The court went on to recognize that states, such as Arizona, which focus more on the relationship between the parties, as opposed to foreseeability, have not found a duty of care in take-home cases against premise owners. These other states are New York (Holdampf v. A.C. & S., Inc. (In re New York City Asbestos Litig.), 5 N.Y.3d 486 (2005)), Delaware (Price v. E. I. DuPont De Nemours & Co., 26 A.3d 162 (Del. 2011)), Ohio (Boley v. Goodyear Tire & Rubber Co., 125 Ohio St. 3d 510 (Ohio 2010)), Texas (ALCOA, Inc. v. Behringer, 235 S.W.3d 456 (Tex. App. 2007)), Georgia (CSX Transp., Inc. v. Williams, 278 Ga. 888 (Ga. 2005)), and Michigan (Miller v. Ford Motor Co. (In re Certified Question), 479 Mich. 498 (Mich. 2007)).

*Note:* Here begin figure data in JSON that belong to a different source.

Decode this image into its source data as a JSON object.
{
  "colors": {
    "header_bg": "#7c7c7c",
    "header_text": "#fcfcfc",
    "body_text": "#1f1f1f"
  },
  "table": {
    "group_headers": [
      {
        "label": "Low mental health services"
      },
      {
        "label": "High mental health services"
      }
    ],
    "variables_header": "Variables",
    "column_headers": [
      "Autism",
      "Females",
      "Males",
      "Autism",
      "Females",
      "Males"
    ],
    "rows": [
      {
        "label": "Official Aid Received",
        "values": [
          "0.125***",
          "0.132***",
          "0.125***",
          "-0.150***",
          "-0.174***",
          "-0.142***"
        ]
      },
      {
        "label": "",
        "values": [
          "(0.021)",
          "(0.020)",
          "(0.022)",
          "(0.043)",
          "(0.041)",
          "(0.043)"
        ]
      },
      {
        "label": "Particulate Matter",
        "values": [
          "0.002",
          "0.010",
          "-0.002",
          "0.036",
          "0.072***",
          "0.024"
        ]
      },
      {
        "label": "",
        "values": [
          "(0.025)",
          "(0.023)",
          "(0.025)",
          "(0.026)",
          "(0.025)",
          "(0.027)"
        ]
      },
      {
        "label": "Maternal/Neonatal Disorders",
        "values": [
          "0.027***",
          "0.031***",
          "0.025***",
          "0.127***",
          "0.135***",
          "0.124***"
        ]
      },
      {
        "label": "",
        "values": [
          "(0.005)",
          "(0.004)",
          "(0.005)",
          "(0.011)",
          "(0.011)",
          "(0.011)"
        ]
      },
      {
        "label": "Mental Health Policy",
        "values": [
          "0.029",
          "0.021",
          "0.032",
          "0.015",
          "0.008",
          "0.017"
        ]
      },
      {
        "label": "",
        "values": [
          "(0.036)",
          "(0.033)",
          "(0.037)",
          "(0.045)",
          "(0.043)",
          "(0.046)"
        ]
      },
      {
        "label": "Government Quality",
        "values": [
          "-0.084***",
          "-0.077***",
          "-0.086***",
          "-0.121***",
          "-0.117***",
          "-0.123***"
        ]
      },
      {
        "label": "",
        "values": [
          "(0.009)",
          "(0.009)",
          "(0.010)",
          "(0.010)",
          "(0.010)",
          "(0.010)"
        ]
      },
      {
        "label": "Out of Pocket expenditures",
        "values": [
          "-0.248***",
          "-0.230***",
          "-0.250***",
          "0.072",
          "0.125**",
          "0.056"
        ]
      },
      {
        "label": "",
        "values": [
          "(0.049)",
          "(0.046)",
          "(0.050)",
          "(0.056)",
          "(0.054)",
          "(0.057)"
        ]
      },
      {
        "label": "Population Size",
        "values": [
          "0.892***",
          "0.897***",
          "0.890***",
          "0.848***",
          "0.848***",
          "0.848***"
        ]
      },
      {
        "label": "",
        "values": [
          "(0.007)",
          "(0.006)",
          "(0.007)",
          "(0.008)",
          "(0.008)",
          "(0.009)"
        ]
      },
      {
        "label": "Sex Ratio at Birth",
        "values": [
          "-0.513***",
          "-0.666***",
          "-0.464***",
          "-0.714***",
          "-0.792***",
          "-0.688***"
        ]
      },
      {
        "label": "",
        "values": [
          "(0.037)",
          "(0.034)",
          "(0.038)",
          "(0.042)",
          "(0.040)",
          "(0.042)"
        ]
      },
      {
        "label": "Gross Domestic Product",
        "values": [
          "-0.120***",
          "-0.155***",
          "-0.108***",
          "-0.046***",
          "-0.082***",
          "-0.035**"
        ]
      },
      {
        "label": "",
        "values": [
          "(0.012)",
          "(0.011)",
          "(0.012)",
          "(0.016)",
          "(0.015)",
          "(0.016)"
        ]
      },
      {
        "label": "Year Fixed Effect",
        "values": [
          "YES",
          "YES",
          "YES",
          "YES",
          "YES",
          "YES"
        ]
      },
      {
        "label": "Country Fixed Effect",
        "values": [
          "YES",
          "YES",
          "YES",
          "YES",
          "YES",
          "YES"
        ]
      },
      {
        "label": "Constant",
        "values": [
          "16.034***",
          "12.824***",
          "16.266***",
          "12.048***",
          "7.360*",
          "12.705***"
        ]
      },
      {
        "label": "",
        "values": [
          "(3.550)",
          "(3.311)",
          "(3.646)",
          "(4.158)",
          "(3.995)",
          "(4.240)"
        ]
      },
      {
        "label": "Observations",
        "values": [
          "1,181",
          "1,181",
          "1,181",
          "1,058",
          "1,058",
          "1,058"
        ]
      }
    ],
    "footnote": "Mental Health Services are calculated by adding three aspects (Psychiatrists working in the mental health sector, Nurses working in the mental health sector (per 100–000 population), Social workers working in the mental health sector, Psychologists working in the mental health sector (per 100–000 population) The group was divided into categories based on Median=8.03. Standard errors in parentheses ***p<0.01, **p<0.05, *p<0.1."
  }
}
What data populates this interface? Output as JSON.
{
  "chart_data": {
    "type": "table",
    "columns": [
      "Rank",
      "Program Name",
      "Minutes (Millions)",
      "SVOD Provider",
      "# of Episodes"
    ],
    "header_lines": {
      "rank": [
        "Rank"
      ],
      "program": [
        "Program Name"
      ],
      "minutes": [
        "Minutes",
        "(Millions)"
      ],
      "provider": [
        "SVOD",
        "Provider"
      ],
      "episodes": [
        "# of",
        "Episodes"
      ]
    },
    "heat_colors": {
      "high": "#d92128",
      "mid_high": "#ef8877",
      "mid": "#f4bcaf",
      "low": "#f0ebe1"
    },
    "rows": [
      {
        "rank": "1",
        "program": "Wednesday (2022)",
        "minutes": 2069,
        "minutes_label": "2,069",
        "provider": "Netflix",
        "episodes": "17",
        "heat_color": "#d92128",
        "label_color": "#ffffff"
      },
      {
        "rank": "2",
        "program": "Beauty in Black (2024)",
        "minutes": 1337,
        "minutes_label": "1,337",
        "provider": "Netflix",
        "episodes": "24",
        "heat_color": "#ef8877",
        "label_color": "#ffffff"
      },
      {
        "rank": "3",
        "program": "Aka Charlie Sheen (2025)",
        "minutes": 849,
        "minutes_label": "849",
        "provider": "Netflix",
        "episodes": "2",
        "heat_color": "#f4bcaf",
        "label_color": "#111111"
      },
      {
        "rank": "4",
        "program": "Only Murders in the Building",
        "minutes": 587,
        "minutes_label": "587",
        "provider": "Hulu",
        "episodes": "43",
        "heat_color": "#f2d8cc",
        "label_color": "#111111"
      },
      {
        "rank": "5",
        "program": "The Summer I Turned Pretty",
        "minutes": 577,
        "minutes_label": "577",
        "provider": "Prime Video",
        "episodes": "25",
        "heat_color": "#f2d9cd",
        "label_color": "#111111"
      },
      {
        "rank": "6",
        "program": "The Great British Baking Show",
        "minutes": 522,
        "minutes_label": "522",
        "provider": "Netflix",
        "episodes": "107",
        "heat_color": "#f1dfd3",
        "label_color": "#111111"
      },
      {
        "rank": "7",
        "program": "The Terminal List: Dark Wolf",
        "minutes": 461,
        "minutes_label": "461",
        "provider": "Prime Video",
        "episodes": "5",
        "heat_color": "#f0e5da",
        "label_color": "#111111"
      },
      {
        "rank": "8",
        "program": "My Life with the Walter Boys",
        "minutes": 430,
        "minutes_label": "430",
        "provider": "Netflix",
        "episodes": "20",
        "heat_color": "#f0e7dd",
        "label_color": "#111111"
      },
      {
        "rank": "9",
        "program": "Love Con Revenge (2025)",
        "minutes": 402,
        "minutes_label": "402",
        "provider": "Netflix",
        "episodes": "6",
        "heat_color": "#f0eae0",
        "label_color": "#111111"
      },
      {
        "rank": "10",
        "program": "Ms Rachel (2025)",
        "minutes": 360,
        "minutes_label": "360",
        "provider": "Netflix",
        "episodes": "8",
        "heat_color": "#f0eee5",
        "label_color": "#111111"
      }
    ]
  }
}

Clearly, premises owners in states where the court is looking at the relationship of the parties have a greater chance of defending their take-home exposure cases. At the very beginning of a case, it would be beneficial for a premise owner to know which, foreseeability or relationship, governs their liability in order to properly prepare its defense. Those in States that rely on foreseeability may have a more difficult time defending. However, they may still have a defense in a state like New Jersey in a non-spouse take-home case, where the law is developing and is going forward on a case-by-case basis.